Он вдруг захлопал в ладоши.
– Ах, это месье де Валуа, владелец величайшего театрального заведения!…
Он произнес еще множество возвышенных и шутливых слов, заставляя все новых и новых актеров и актрис целовать мои руки – если бы мог, он, наверное, заставил бы их целовать мне ноги. Я крепко вцепился в девушек, словно готов был рассыпаться на куски, если меня оторвут от них. И вдруг… я услышал Ники, точнее почувствовал, что он стоит не более чем в футе от меня, и понял, что он слишком рад меня видеть, чтобы я мог по-прежнему заставлять его страдать.

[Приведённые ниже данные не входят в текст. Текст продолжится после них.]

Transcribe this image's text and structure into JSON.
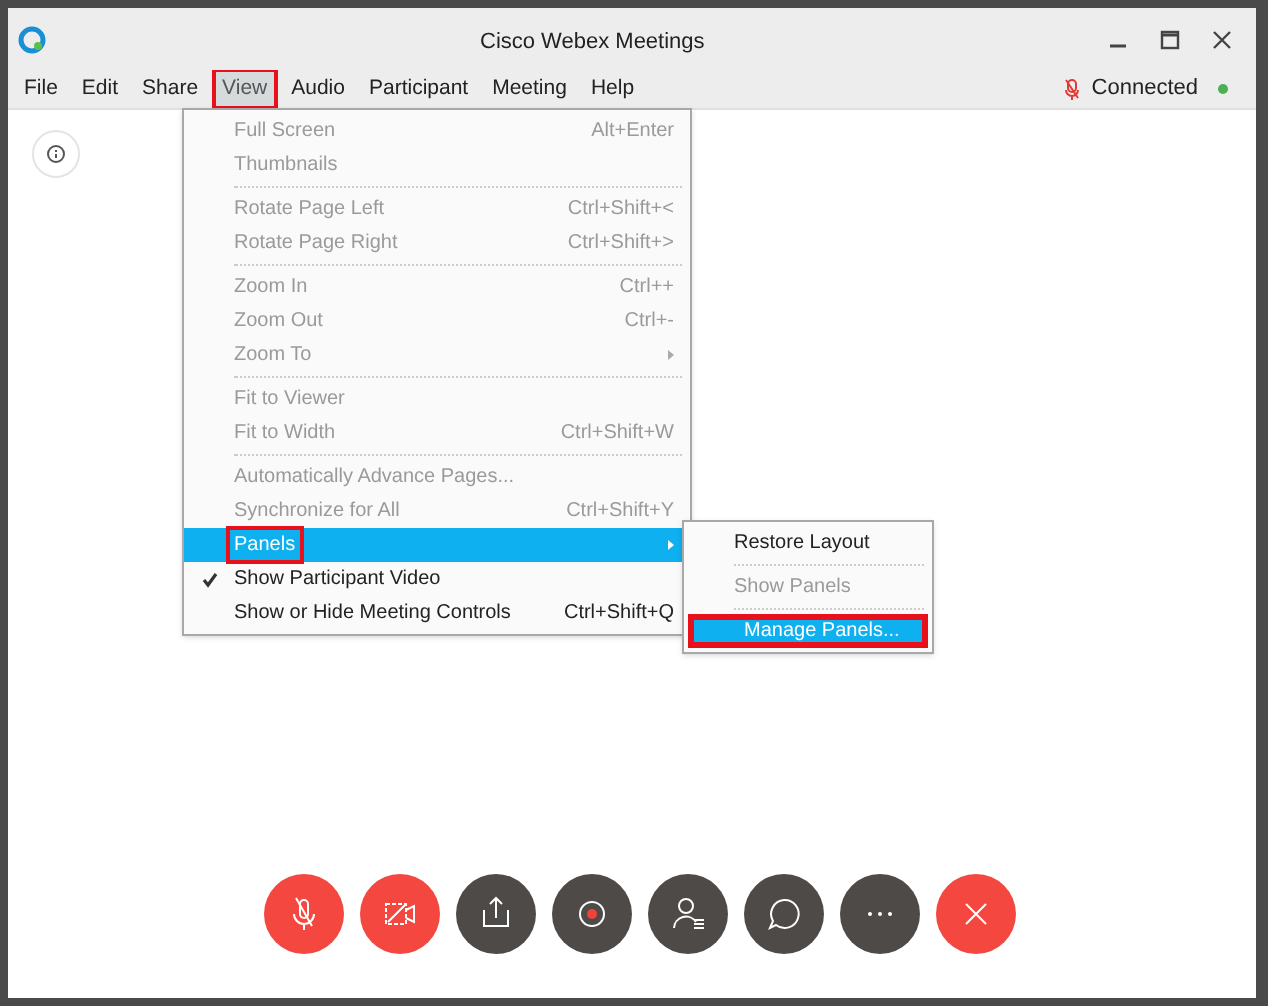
{
  "window": {
    "title": "Cisco Webex Meetings"
  },
  "menu_bar": [
    {
      "label": "File",
      "selected": false,
      "annotated": false
    },
    {
      "label": "Edit",
      "selected": false,
      "annotated": false
    },
    {
      "label": "Share",
      "selected": false,
      "annotated": false
    },
    {
      "label": "View",
      "selected": true,
      "annotated": true
    },
    {
      "label": "Audio",
      "selected": false,
      "annotated": false
    },
    {
      "label": "Participant",
      "selected": false,
      "annotated": false
    },
    {
      "label": "Meeting",
      "selected": false,
      "annotated": false
    },
    {
      "label": "Help",
      "selected": false,
      "annotated": false
    }
  ],
  "status": {
    "label": "Connected"
  },
  "view_menu": [
    {
      "kind": "item",
      "label": "Full Screen",
      "shortcut": "Alt+Enter",
      "disabled": true,
      "checked": false,
      "submenu": false,
      "selected": false,
      "annotated": false
    },
    {
      "kind": "item",
      "label": "Thumbnails",
      "disabled": true,
      "checked": false,
      "submenu": false,
      "selected": false,
      "annotated": false
    },
    {
      "kind": "separator"
    },
    {
      "kind": "item",
      "label": "Rotate Page Left",
      "shortcut": "Ctrl+Shift+<",
      "disabled": true,
      "checked": false,
      "submenu": false,
      "selected": false,
      "annotated": false
    },
    {
      "kind": "item",
      "label": "Rotate Page Right",
      "shortcut": "Ctrl+Shift+>",
      "disabled": true,
      "checked": false,
      "submenu": false,
      "selected": false,
      "annotated": false
    },
    {
      "kind": "separator"
    },
    {
      "kind": "item",
      "label": "Zoom In",
      "shortcut": "Ctrl++",
      "disabled": true,
      "checked": false,
      "submenu": false,
      "selected": false,
      "annotated": false
    },
    {
      "kind": "item",
      "label": "Zoom Out",
      "shortcut": "Ctrl+-",
      "disabled": true,
      "checked": false,
      "submenu": false,
      "selected": false,
      "annotated": false
    },
    {
      "kind": "item",
      "label": "Zoom To",
      "disabled": true,
      "checked": false,
      "submenu": true,
      "selected": false,
      "annotated": false
    },
    {
      "kind": "separator"
    },
    {
      "kind": "item",
      "label": "Fit to Viewer",
      "disabled": true,
      "checked": false,
      "submenu": false,
      "selected": false,
      "annotated": false
    },
    {
      "kind": "item",
      "label": "Fit to Width",
      "shortcut": "Ctrl+Shift+W",
      "disabled": true,
      "checked": false,
      "submenu": false,
      "selected": false,
      "annotated": false
    },
    {
      "kind": "separator"
    },
    {
      "kind": "item",
      "label": "Automatically Advance Pages...",
      "disabled": true,
      "checked": false,
      "submenu": false,
      "selected": false,
      "annotated": false
    },
    {
      "kind": "item",
      "label": "Synchronize for All",
      "shortcut": "Ctrl+Shift+Y",
      "disabled": true,
      "checked": false,
      "submenu": false,
      "selected": false,
      "annotated": false
    },
    {
      "kind": "item",
      "label": "Panels",
      "disabled": false,
      "checked": false,
      "submenu": true,
      "selected": true,
      "annotated": true
    },
    {
      "kind": "item",
      "label": "Show Participant Video",
      "disabled": false,
      "checked": true,
      "submenu": false,
      "selected": false,
      "annotated": false
    },
    {
      "kind": "item",
      "label": "Show or Hide Meeting Controls",
      "shortcut": "Ctrl+Shift+Q",
      "disabled": false,
      "checked": false,
      "submenu": false,
      "selected": false,
      "annotated": false
    }
  ],
  "panels_menu": [
    {
      "kind": "item",
      "label": "Restore Layout",
      "disabled": false,
      "selected": false,
      "annotated": false
    },
    {
      "kind": "separator"
    },
    {
      "kind": "item",
      "label": "Show Panels",
      "disabled": true,
      "selected": false,
      "annotated": false
    },
    {
      "kind": "separator"
    },
    {
      "kind": "item",
      "label": "Manage Panels...",
      "disabled": false,
      "selected": true,
      "annotated": true
    }
  ],
  "controls": [
    {
      "kind": "mute",
      "active": true
    },
    {
      "kind": "video",
      "active": true
    },
    {
      "kind": "share",
      "active": false
    },
    {
      "kind": "record",
      "active": false
    },
    {
      "kind": "participants",
      "active": false
    },
    {
      "kind": "chat",
      "active": false
    },
    {
      "kind": "more",
      "active": false
    },
    {
      "kind": "end",
      "active": true
    }
  ]
}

Я продолжал стоять с закрытыми глазами и ощущал, как его рука сначала коснулась моего лица, а потом крепко прижалась к затылку. По-видимому, все расступились, чтобы дать ему дорогу, и, когда мы оказались в объятиях друг у друга, в первый момент я задрожал от беспредельного ужаса. Однако тут же вспомнил, что вокруг царит полумрак и к тому же я подкрепился особенно основательно, чтобы согреться и походить на обыкновенного человека. Уже в следующее мгновение я забыл обо всем, кроме того, что вижу перед собой Ники.